As Chief Technology and Quality Officer of Taco Bell, Mary created a new product platform for all of their restaurants and was the point person to manage the company’s response to the highly publicized genetically modified corn crisis in 2000.

Mary began her career as an executive in the food and nutrition area at General Mills where she was Vice President of R&D and Quality/Regulatory Operations at Gorton’s Seafood.

Throughout Mary’s career, she has worked closely with corporate boards of directors. She has developed a reputation for creating a culture of innovation in each company where she has served. She is highly experienced in handling corporate crises arising from food safety and quality issues.

Mary is well-known through the food industry. Among her many board directorships, she has served as President of the Institute of Food Technologists and Chair of the National Grape and Wine Initiative. She was appointed by the U.S. Secretary of Agriculture as Co-Chair of the USDA Advisory Board on Agricultural Research, Extension, Education, and Economics.

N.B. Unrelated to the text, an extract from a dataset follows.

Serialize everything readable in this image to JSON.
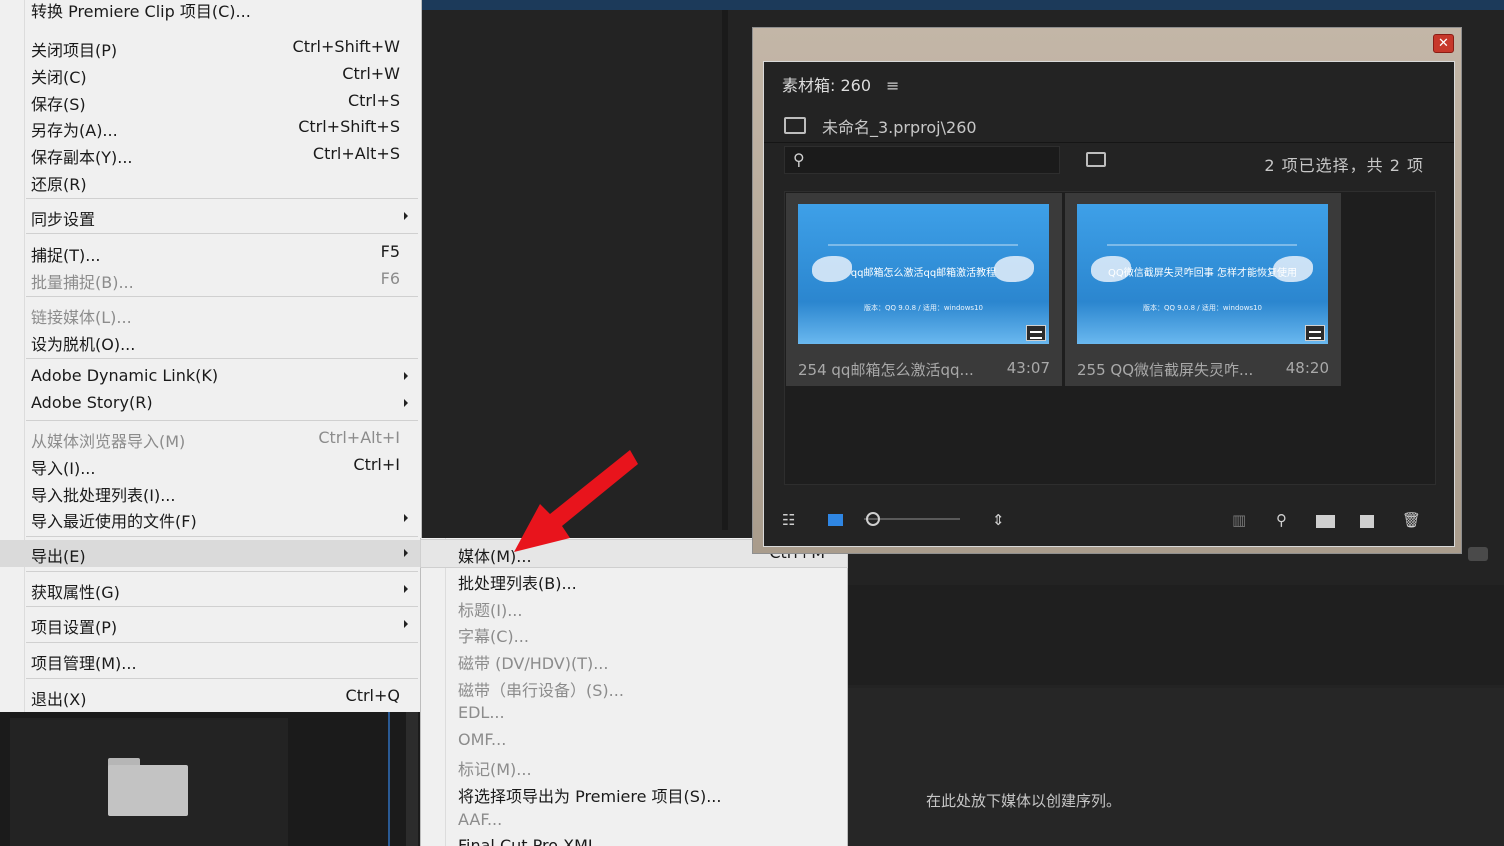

She has been a member of the national board of directors of Girls, Inc., the regional board of the Salvation Army and the board of SUSTAIN (Sharing Science and Technology to Aid in the Improvement of Nutrition). She has been a commencement speaker and frequent speaker to industry and university groups. She is the Recipient of several awards for her leadership in food, nutrition and innovation.

Mary has a BS and MS from Iowa State University and a PhD from the University of Minnesota.